Winters during the Little Ice Age were bitterly cold in many parts of the world. Advance of glaciers in the Swiss Alps in the mid–17th century gradually encroached on farms and buried entire villages. The Thames River and canals and rivers of the Netherlands frequently froze over during the winter. New York Harbor froze in the winter of 1780 and people could walk from Manhattan to Staten Island. Sea ice surrounding Iceland extended for miles in every direction, closing many harbors. The population of Iceland decreased by half and the Viking colonies in Greenland died out in the 1400s because they could no longer grow enough food there. In parts of China, warm weather crops that had been grown for centuries were abandoned. In North America, early European settlers experienced exceptionally severe winters.

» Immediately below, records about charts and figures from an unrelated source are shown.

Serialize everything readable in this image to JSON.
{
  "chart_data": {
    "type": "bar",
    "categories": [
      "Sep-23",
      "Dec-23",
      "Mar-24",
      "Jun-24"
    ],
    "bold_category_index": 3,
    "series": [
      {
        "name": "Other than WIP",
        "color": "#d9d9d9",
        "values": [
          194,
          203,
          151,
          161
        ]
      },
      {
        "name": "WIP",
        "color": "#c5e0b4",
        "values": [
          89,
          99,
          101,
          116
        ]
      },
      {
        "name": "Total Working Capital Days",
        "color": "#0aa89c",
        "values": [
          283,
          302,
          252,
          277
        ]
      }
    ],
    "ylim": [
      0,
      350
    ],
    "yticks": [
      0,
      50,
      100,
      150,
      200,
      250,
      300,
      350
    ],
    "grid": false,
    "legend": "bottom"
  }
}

This is a good antidote to the "global warming" hysteria. From his conclusion:
Temperature changes recorded in the GISP2 ice core from the Greenland Ice Sheet show that the magnitude of global warming experienced during the past century is insignificant compared to the magnitude of the profound natural climate reversals over the past 25,000 years, which preceded any significant rise of atmospheric CO2. If so many much more intense periods of warming occurred naturally in the past without increase in CO2, why should the mere coincidence of a small period of low magnitude warming this century be blamed on CO2?